La biométrie : une fausse bonne idée ?

Concernant les solutions de biométrie, qui se baseraient par exemple sur l’iris d’un œil ou une empreinte digitale, Charles Guillemet est formel : de telles technologies ne doivent pas être la clé de voûte d’un portefeuille :

Est-ce que selon toi nous pouvons imaginer un futur où il n’y aurait plus de seed phrase, dans lequel celles-ci seraient par exemple remplacées par des solutions biométriques ?

« Je pense que la biométrie est une très mauvaise idée pour faire cela. En fait, il y a souvent une confusion et il faut voir la biométrie comme un identifiant plutôt qu’un mot de passe. Un mot de passe, tu as besoin de deux propriétés : que ce soit secret et que tu puisses le changer, et la biométrie, ce n’est ni l’un ni l’autre. Tes empreintes digitales par exemple ne sont pas secrètes, et tu ne peux pas les changer en cas de problème. Il ne faut pas que toute la sécurité repose là-dessus. »

L’abstraction de compte : des technologies en plein développement

Une autre innovation qui pourrait prendre de plus en plus d’ampleur dans les années à venir est le concept d’abstraction de compte. En résumé, cela doit permettre à des utilisateurs d’interagir avec les cryptomonnaies, sans nécessairement avoir à se soucier de la gestion des clés privées, comme l’introduit notamment le standard ERC-4337.

Comme l’explique Charles, l’idée sera d’utiliser la programmabilité des blockchains permettant de déployer des smart contracts. Ce sont ces smart contracts qui seront construits de façon à jouer le rôle de wallet, avec des règles prédéfinies comme les différentes autorisations pour dépenser les fonds présents dessus.

Que pense Ledger de l’abstraction de compte et mène-t-elle des travaux dans ce sens ?

« Chez Ledger, nous sommes très intéressés par l’abstraction de compte et nous avons une équipe entière dédiée à l’innovation qui se penche là-dessus.

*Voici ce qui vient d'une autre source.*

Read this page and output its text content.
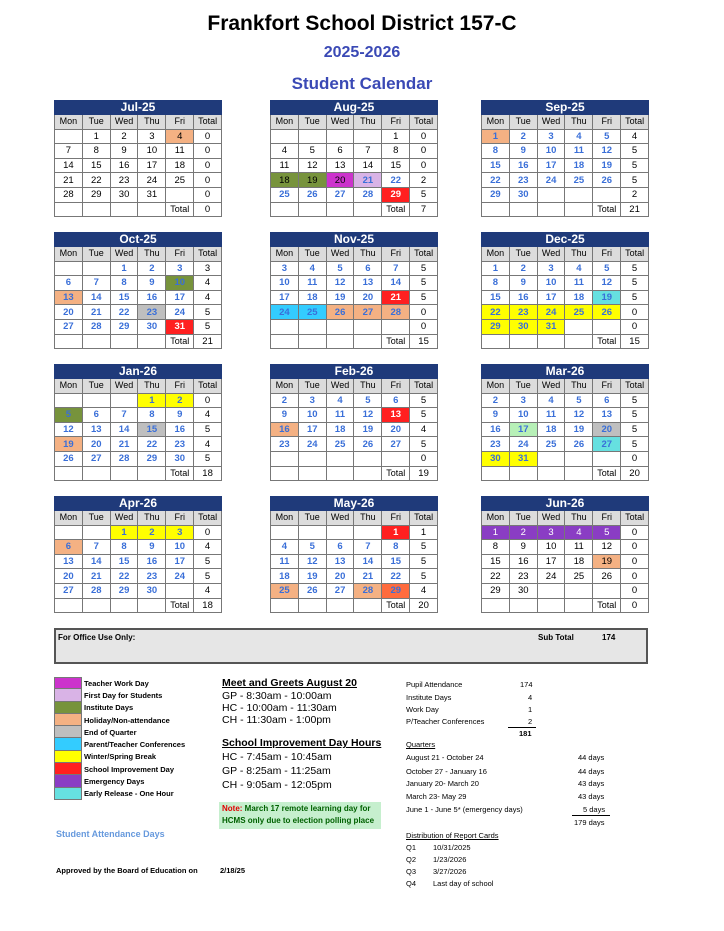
Frankfort School District 157-C
2025-2026
Student Calendar
Jul-25					
Mon	Tue	Wed	Thu	Fri	Total
	1	2	3	4	0
7	8	9	10	11	0
14	15	16	17	18	0
21	22	23	24	25	0
28	29	30	31		0
				Total	0
Aug-25					
Mon	Tue	Wed	Thu	Fri	Total
				1	0
4	5	6	7	8	0
11	12	13	14	15	0
18	19	20	21	22	2
25	26	27	28	29	5
				Total	7
Sep-25					
Mon	Tue	Wed	Thu	Fri	Total
1	2	3	4	5	4
8	9	10	11	12	5
15	16	17	18	19	5
22	23	24	25	26	5
29	30				2
				Total	21
Oct-25					
Mon	Tue	Wed	Thu	Fri	Total
		1	2	3	3
6	7	8	9	10	4
13	14	15	16	17	4
20	21	22	23	24	5
27	28	29	30	31	5
				Total	21
Nov-25					
Mon	Tue	Wed	Thu	Fri	Total
3	4	5	6	7	5
10	11	12	13	14	5
17	18	19	20	21	5
24	25	26	27	28	0
					0
				Total	15
Dec-25					
Mon	Tue	Wed	Thu	Fri	Total
1	2	3	4	5	5
8	9	10	11	12	5
15	16	17	18	19	5
22	23	24	25	26	0
29	30	31			0
				Total	15
Jan-26					
Mon	Tue	Wed	Thu	Fri	Total
			1	2	0
5	6	7	8	9	4
12	13	14	15	16	5
19	20	21	22	23	4
26	27	28	29	30	5
				Total	18
Feb-26					
Mon	Tue	Wed	Thu	Fri	Total
2	3	4	5	6	5
9	10	11	12	13	5
16	17	18	19	20	4
23	24	25	26	27	5
					0
				Total	19
Mar-26					
Mon	Tue	Wed	Thu	Fri	Total
2	3	4	5	6	5
9	10	11	12	13	5
16	17	18	19	20	5
23	24	25	26	27	5
30	31				0
				Total	20
Apr-26					
Mon	Tue	Wed	Thu	Fri	Total
		1	2	3	0
6	7	8	9	10	4
13	14	15	16	17	5
20	21	22	23	24	5
27	28	29	30		4
				Total	18
May-26					
Mon	Tue	Wed	Thu	Fri	Total
				1	1
4	5	6	7	8	5
11	12	13	14	15	5
18	19	20	21	22	5
25	26	27	28	29	4
				Total	20
Jun-26					
Mon	Tue	Wed	Thu	Fri	Total
1	2	3	4	5	0
8	9	10	11	12	0
15	16	17	18	19	0
22	23	24	25	26	0
29	30				0
				Total	0
For Office Use Only:	Sub Total	174
Teacher Work Day
First Day for Students
Institute Days
Holiday/Non-attendance
End of Quarter
Parent/Teacher Conferences
Winter/Spring Break
School Improvement Day
Emergency Days
Early Release - One Hour
Meet and Greets August 20
GP - 8:30am - 10:00am
HC - 10:00am - 11:30am
CH - 11:30am - 1:00pm
School Improvement Day Hours
HC - 7:45am - 10:45am
GP - 8:25am - 11:25am
CH - 9:05am - 12:05pm
Note: March 17 remote learning day for
HCMS only due to election polling place
Student Attendance Days
Approved by the Board of Education on	2/18/25
Pupil Attendance	174
Institute Days	4
Work Day	1
P/Teacher Conferences	2
181
Quarters
August 21 - October 24	44 days
October 27 - January 16	44 days
January 20- March 20	43 days
March 23- May 29	43 days
June 1 - June 5* (emergency days)	5 days
179 days
Distribution of Report Cards
Q1 10/31/2025
Q2 1/23/2026
Q3 3/27/2026
Q4 Last day of school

Avec cette technologie, tu peux mettre toutes les règles que tu veux sur le smart contract, par exemple “ne pas dépenser plus de 500 dollars par jour, pour déplacer les NFT il faut deux signatures, etc.”. Je pense vraiment que c’est le futur, mais le problème c’est les frais de gas, car tu fais appel à énormément de fonctions. Je pense donc que cela a peu de chance de se généraliser sur Ethereum, par contre sur les layers 2 il y a de vrais cas d’usages. »

Ainsi, notre invité nous informe que l’équipe innovation de Ledger travaille sur ces cas d’usages. L’idée est de développer un cadre autour des règles qu’il serait possible de déployer sur de tels smart contracts, afin que ceux-ci puissent être utilisés avec une sécurité optimale.

Néanmoins, tout cela est encore au stade de recherche, et Charles Guillemet explique qu’il y a encore des étapes à franchir avant que les layers 2 en question ne soient totalement prêts, et que ces technologies puissent se déployer à grande échelle.

Toutefois, il conviendra de rappeler que l’utilisation de smart contracts impliquera toujours le risque de bug ou de hack. Ainsi, lorsqu’il s’agit uniquement de stocker de la valeur avec le meilleur compromis simplicité/sécurité, une adresse classique sécurisée en bonne et due forme par un hardware wallet reste à ce jour la solution la plus pertinente.